Interview prompts you should be ready for

  1. "Compute-optimal training: derive 20 tokens per parameter from L(N, D) = E + A/N^α + B/D^β." (Lagrangian: minimise L subject to C = 6ND. ∂L/∂N = -αA/N^(α+1), ∂L/∂D = -βB/D^(β+1). Setting (∂L/∂N) · (∂N/∂C) + (∂L/∂D) · (∂D/∂C) = 0 with C=6ND gives D/N = (β · B)/(α · A) · ratio of N^α and D^β. Plugging Chinchilla values α=0.34, β=0.28, A=406, B=411 gives D/N ≈ 20.)
  2. "Your boss wants a faster model. Should you (a) reduce model size and increase tokens, or (b) reduce both?" (For inference speed, smaller is always faster, since inference cost is ~2N per token. Reducing both reduces both training time and inference time. The right question is: do you care about per-token latency (smaller model) or quality (more tokens)?)
  3. "You've trained a 7B model on 1T tokens. Loss is 1.85 on the validation set. Predict the loss of a 70B model on 10T tokens." (Chinchilla formula: L = 1.69 + 406/(70e9)^0.34 + 411/(10e12)^0.28 ≈ 1.69 + 0.083 + 0.094 ≈ 1.87. Note this is in Chinchilla's units, not directly comparable to your 1.85 unless you've calibrated the constants. The takeaway: 10× scale-up of both gives a small loss reduction — exponents are small, returns are diminishing.)
  4. "When do you train a small model on too much data?" (When (a) inference cost matters more than training cost — production serving at scale; (b) you have abundant unique data — the 'too much' is actually a small fraction of available. The risk is repeating data: epochs > 1 on the same tokens give diminishing returns past ~4 epochs.)
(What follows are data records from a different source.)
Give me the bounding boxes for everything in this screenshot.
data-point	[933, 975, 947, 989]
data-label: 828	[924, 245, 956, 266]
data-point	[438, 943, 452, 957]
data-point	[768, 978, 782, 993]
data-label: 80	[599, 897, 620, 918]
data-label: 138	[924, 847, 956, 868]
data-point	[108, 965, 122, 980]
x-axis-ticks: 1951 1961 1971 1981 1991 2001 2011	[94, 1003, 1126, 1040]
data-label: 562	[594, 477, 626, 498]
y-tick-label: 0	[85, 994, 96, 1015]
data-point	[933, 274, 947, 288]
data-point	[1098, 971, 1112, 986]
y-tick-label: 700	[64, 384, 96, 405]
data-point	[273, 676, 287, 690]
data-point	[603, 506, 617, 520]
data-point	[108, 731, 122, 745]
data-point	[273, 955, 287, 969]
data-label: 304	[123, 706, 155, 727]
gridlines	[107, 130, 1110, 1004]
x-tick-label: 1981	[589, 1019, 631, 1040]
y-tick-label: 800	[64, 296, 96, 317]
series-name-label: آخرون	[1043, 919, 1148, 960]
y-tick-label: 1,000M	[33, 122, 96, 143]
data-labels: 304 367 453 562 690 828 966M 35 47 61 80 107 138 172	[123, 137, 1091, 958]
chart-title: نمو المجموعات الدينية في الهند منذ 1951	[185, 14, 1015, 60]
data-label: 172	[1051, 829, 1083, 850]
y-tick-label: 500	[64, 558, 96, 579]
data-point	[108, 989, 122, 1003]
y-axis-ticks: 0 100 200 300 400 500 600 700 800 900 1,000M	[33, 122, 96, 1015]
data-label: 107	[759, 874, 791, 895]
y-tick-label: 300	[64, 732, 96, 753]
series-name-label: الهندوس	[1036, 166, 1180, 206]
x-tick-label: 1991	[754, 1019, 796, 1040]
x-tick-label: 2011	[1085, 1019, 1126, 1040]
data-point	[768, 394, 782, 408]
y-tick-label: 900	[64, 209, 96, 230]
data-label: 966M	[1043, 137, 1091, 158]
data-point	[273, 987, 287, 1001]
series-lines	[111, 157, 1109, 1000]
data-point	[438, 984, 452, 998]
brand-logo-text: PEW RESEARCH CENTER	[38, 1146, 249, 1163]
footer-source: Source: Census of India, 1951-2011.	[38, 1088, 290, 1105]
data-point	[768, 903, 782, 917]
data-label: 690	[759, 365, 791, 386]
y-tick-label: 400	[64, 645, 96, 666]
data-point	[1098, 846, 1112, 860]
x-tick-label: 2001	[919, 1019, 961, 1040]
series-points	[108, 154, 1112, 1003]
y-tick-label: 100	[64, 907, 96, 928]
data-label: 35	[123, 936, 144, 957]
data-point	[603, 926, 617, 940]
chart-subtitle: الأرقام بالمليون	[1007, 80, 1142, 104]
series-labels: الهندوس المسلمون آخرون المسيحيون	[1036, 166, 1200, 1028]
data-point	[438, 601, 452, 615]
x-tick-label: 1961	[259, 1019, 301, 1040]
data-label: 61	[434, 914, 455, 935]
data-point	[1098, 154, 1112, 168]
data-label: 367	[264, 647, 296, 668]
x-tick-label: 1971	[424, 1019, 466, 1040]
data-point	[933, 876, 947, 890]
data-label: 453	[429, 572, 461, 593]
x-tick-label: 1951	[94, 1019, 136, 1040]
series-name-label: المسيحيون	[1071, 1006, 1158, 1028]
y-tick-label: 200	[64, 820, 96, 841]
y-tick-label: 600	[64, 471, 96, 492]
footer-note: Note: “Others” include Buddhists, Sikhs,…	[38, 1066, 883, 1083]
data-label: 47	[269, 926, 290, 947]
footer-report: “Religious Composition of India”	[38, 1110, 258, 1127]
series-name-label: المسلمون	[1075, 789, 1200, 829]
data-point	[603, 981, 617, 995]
  5. "What's data quality worth, scaling-law-wise?" (2–4× the FLOPs. Empirical observation: high-quality data (curated, deduplicated, instruction-aligned) trains a 2–4× larger model's worth of capability per FLOP than random web crawl. Hence why "data" is the moat — Anthropic / OpenAI / Mistral compete on data curation as much as architecture.)
  6. "Are emergent abilities real?" (Mixed. Some are evaluation artifacts (accuracy is a step function over per-token loss). Some are robust (chain-of-thought benefit, in-context learning's emergence). The careful interview answer: emergent abilities exist for some tasks under some metrics; calling them all 'emergent' is sloppy; the underlying loss curves are smooth.)
Takeaway
Compute = 6 · N · D. Chinchilla-optimal is ~20 tokens/param when you minimise training loss. Production overtrains by 10–100× because inference is forever. μP makes hyperparameter sweeps cheap by parameterising so the optimum doesn't move with size. Scaling laws are smooth in average loss but per-task accuracy can have step changes. The interview signal: do back-of-envelope estimates from 6N·D, articulate when Chinchilla-optimal is or isn't the right target, and name the limits.